En este año, se produjeron numerosos terremotos en diversas partes del país. Por ejemplo, debido al terremoto que ocurrió en Antioquía, se derrumbaron 1.500 casas. Más de noventa de las torres de las murallas de Antioquía también se derrumbaron. Se escucharon sonidos aterradores en varias regiones. La gente salió huyendo de sus casas. Cerca de Antioquía, una montaña conocida como Akra se partió y fue tragada por el mar. Las aguas del mar se agitaron. Un humo negro y de mal olor se elevó hacia los cielos. Las aguas del río, a una distancia de una farsakh de Antioquía, se secaron. No se supo adónde fueron a parar.
Según Abū Jaʿfar b. Jarīr, en este año el pueblo de Tinnīs también escuchó ruidos estruendosos y murieron muchas personas.
Además, en este año, se produjeron terremotos en Urfa, Raqqa, Harrán, Raʾs al-ʿAyn, Homs, Damasco, Tarso, Mopsuestia, Adana y en las costas de Siria. La ciudad de Latakia también fue sacudida, y todas las casas allí se derrumbaron sobre sus habitantes. Allí quedó muy poca gente. La región de Jableh, junto con sus habitantes, también se hundió en la tierra.
En este año, el agua del manantial Mishash en La Meca se secó; tanto que el precio de un odre de agua en La Meca llegó a ochenta dirhams. Posteriormente, el califa al-Mutawakkil envió allí una gran cantidad de dinero, mandó excavar el manantial y se obtuvo agua.
En este año, fallecieron figuras famosas como Isḥāq b. Abī Isrāʾīl, el cadí Suwwār b. ʿAbd Allāh y Hilāl al-Rāzī.

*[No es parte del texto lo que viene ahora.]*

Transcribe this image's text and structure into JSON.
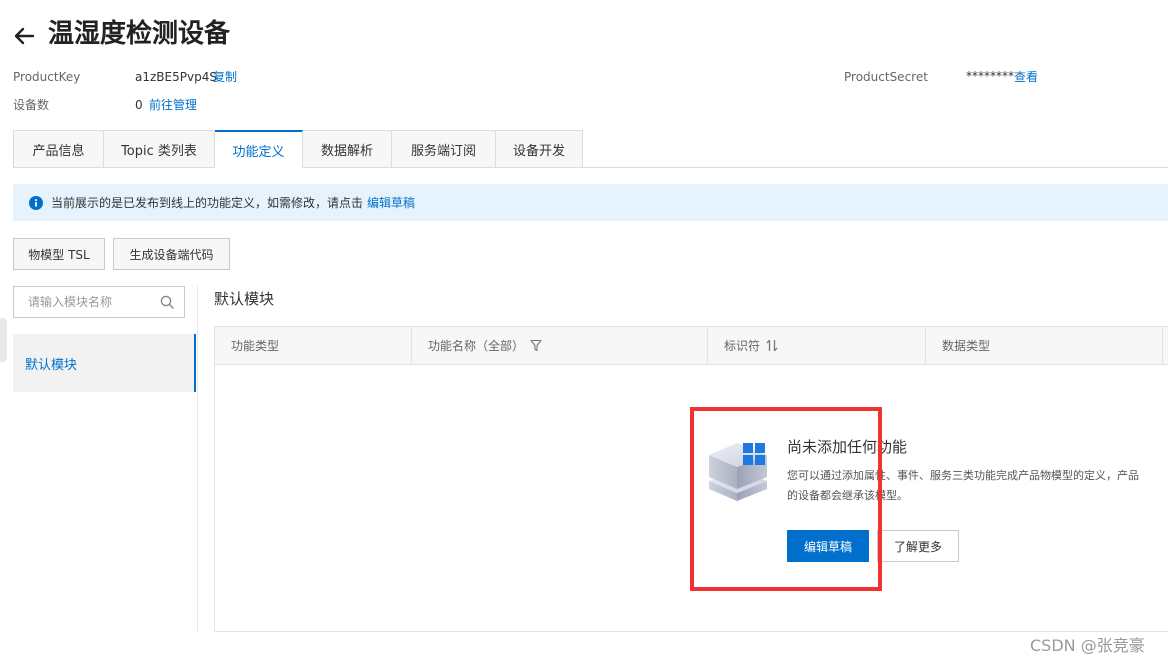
{
  "header": {
    "title": "温湿度检测设备"
  },
  "meta": {
    "product_key_label": "ProductKey",
    "product_key_value": "a1zBE5Pvp4S",
    "copy_link": "复制",
    "product_secret_label": "ProductSecret",
    "product_secret_value": "********",
    "view_link": "查看",
    "device_count_label": "设备数",
    "device_count_value": "0",
    "manage_link": "前往管理"
  },
  "tabs": [
    {
      "label": "产品信息"
    },
    {
      "label": "Topic 类列表"
    },
    {
      "label": "功能定义"
    },
    {
      "label": "数据解析"
    },
    {
      "label": "服务端订阅"
    },
    {
      "label": "设备开发"
    }
  ],
  "banner": {
    "text": "当前展示的是已发布到线上的功能定义，如需修改，请点击",
    "link": "编辑草稿"
  },
  "toolbar": {
    "tsl_button": "物模型 TSL",
    "gen_code_button": "生成设备端代码"
  },
  "sidebar": {
    "search_placeholder": "请输入模块名称",
    "items": [
      {
        "label": "默认模块"
      }
    ]
  },
  "main": {
    "module_title": "默认模块",
    "columns": [
      "功能类型",
      "功能名称（全部）",
      "标识符",
      "数据类型"
    ],
    "empty": {
      "title": "尚未添加任何功能",
      "desc_line1": "您可以通过添加属性、事件、服务三类功能完成产品物模型的定义，产品",
      "desc_line2": "的设备都会继承该模型。",
      "primary_button": "编辑草稿",
      "secondary_button": "了解更多"
    }
  },
  "watermark": "CSDN @张竞豪",
  "colors": {
    "accent": "#0070cc",
    "highlight": "#f03232",
    "banner_bg": "#e6f3fc"
  }
}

En este año, falleció Najāḥ b. Salama. Esta persona era el jefe del dīwān al-tawqīʿ (la oficina de decretos oficiales). Esta oficina supervisaba las cuentas de los gobernadores y otros funcionarios. Najāḥ había ascendido y adquirido prestigio ante al-Mutawakkil. Sin embargo, posteriormente se vio envuelto en un asunto, y por ello al-Mutawakkil confiscó sus bienes y propiedades. Ibn Jarīr narra esta historia extensamente.
En este año, también fallecieron otras figuras famosas como Aḥmad b. ʿAbda al-Dabbī, Abū'l-Hays al-Qawwās, el recitador coránico de La Meca, Aḥmad b. Naṣr al-Nīsābūrī, Isḥāq b. Abī Isrāʾīl, Ismāʿīl b. Mūsā b. bint al-Suddī, Dhū'n-Nūn al-Miṣrī, ʿAbd al-Raḥmān b. Ibrāhīm Duhaym, Muḥammad b. Rāfiʿ, Hishām b. ʿAmmār y Abū Turāb al-Nakhshabī.